Queueing Matching Bandits with Preference Feedback
Jung-hun Kim, Min-hwan Oh
TL;DR
This work tackles learning in dynamic queueing systems with unknown, feature-based service rates encoded by a multinomial logit model and preference feedback. It introduces two online policies, UCB-QMB and TS-QMB, that integrate MaxWeight scheduling with confidence-based indices and Bayesian sampling to stabilize queues while learning the service parameters.

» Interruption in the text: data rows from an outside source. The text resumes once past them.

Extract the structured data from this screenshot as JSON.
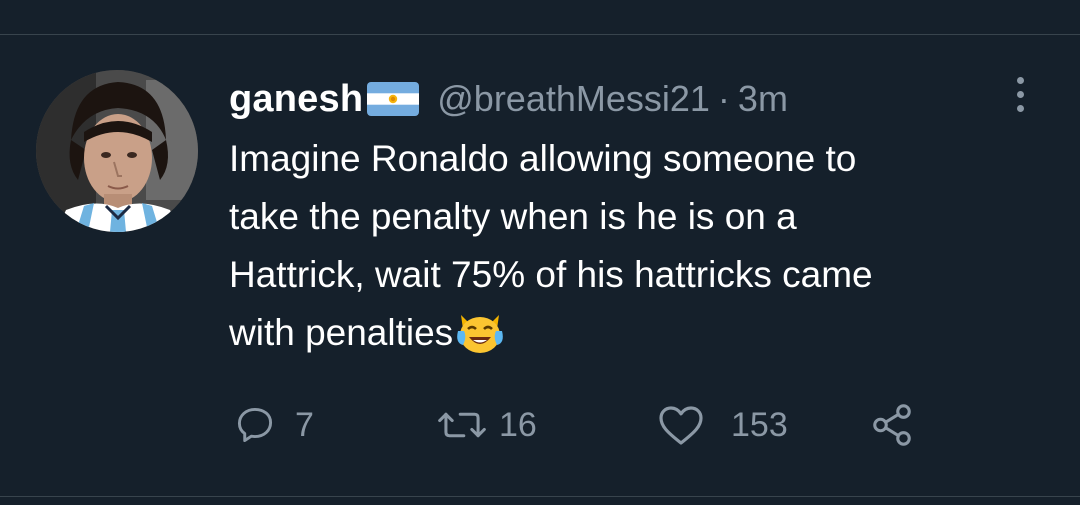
{
  "tweet": {
    "author_name": "ganesh",
    "author_flag_icon": "argentina-flag-icon",
    "handle": "@breathMessi21",
    "separator": "·",
    "timestamp": "3m",
    "text_lines": [
      "Imagine Ronaldo allowing someone to",
      "take the penalty when is he is on a",
      "Hattrick, wait 75% of his hattricks came",
      "with penalties"
    ],
    "text_emoji_icon": "tears-of-joy-cat-emoji",
    "actions": {
      "reply_count": "7",
      "retweet_count": "16",
      "like_count": "153"
    }
  },
  "colors": {
    "background": "#15202b",
    "primary_text": "#ffffff",
    "secondary_text": "#8b98a5",
    "divider": "#38444d"
  }
}
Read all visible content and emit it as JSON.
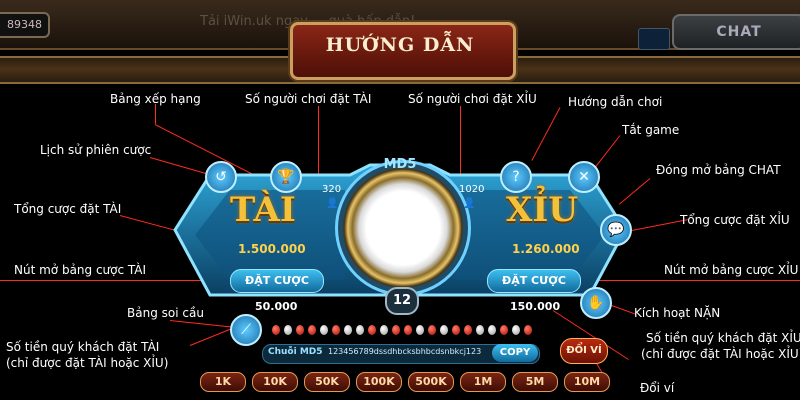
{
  "header": {
    "balance": "89348",
    "marquee": "Tải iWin.uk ngay ... quà hấp dẫn!",
    "chat_label": "CHAT",
    "title": "HƯỚNG DẪN"
  },
  "annotations": {
    "bang_xep_hang": "Bảng xếp hạng",
    "so_nguoi_tai": "Số người chơi đặt TÀI",
    "so_nguoi_xiu": "Số người chơi đặt XỈU",
    "huong_dan_choi": "Hướng dẫn chơi",
    "tat_game": "Tắt game",
    "lich_su": "Lịch sử phiên cược",
    "dong_mo_chat": "Đóng mở bảng CHAT",
    "tong_cuoc_tai": "Tổng cược đặt TÀI",
    "tong_cuoc_xiu": "Tổng cược đặt XỈU",
    "nut_mo_tai": "Nút mở bảng cược TÀI",
    "nut_mo_xiu": "Nút mở bảng cược XỈU",
    "bang_soi_cau": "Bảng soi cầu",
    "kich_hoat_nan": "Kích hoạt NẶN",
    "so_tien_tai_1": "Số tiền quý khách đặt TÀI",
    "so_tien_tai_2": "(chỉ được đặt TÀI hoặc XỈU)",
    "so_tien_xiu_1": "Số tiền quý khách đặt XỈU",
    "so_tien_xiu_2": "(chỉ được đặt TÀI hoặc XỈU)",
    "doi_vi": "Đổi ví"
  },
  "board": {
    "tai_label": "TÀI",
    "xiu_label": "XỈU",
    "tai_total": "1.500.000",
    "xiu_total": "1.260.000",
    "tai_players": "320",
    "xiu_players": "1020",
    "bet_button_tai": "ĐẶT CƯỢC",
    "bet_button_xiu": "ĐẶT CƯỢC",
    "tai_my_bet": "50.000",
    "xiu_my_bet": "150.000",
    "md5_label": "MD5",
    "timer": "12",
    "hash_label": "Chuỗi MD5",
    "hash_value": "123456789dssdhbcksbhbcdsnbkcj123",
    "copy_label": "COPY",
    "doi_vi_label": "ĐỔI VÍ"
  },
  "history_dots": [
    "red",
    "white",
    "red",
    "red",
    "white",
    "red",
    "white",
    "white",
    "red",
    "white",
    "red",
    "red",
    "white",
    "red",
    "white",
    "red",
    "red",
    "white",
    "white",
    "red",
    "white",
    "red"
  ],
  "chips": [
    "1K",
    "10K",
    "50K",
    "100K",
    "500K",
    "1M",
    "5M",
    "10M"
  ],
  "colors": {
    "accent_red_line": "#ff2b1e",
    "gold_text": "#f4c23a",
    "board_blue": "#1a6a94"
  }
}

The authors prove finite-time stability with 𝒬(T)=O( min{N,K}/ε ) and derive sublinear regret bounds of the form ̃O(min{√T Q_max, T^{3/4}}), with detailed dependence on problem dimensions and regularity κ. Empirical results on synthetic data corroborate the theoretical findings, showing near-oracle stability and favorable regret behavior, indicating practical relevance for applications like ride-hailing and online labor markets.
Abstract
In this study, we consider multi-class multi-server asymmetric queueing systems consisting of $N$ queues on one side and $K$ servers on the other side, where jobs randomly arrive in queues at each time. The service rate of each job-server assignment is unknown and modeled by a feature-based Multi-nomial Logit (MNL) function. At each time, a scheduler assigns jobs to servers, and each server stochastically serves at most one job based on its preferences over the assigned jobs. The primary goal of the algorithm is to stabilize the queues in the system while learning the service rates of servers. To achieve this goal, we propose algorithms based on UCB and Thompson Sampling, which achieve system stability with an average queue length bound of $O(\min\{N,K\}/ε)$ for a large time horizon $T$, where $ε$ is a traffic slackness of the system. Furthermore, the algorithms achieve sublinear regret bounds of $\tilde{O}(\min\{\sqrt{T} Q_{\max},T^{3/4}\})$, where $Q_{\max}$ represents the maximum queue length over agents and times. Lastly, we provide experimental results to demonstrate the performance of our algorithms.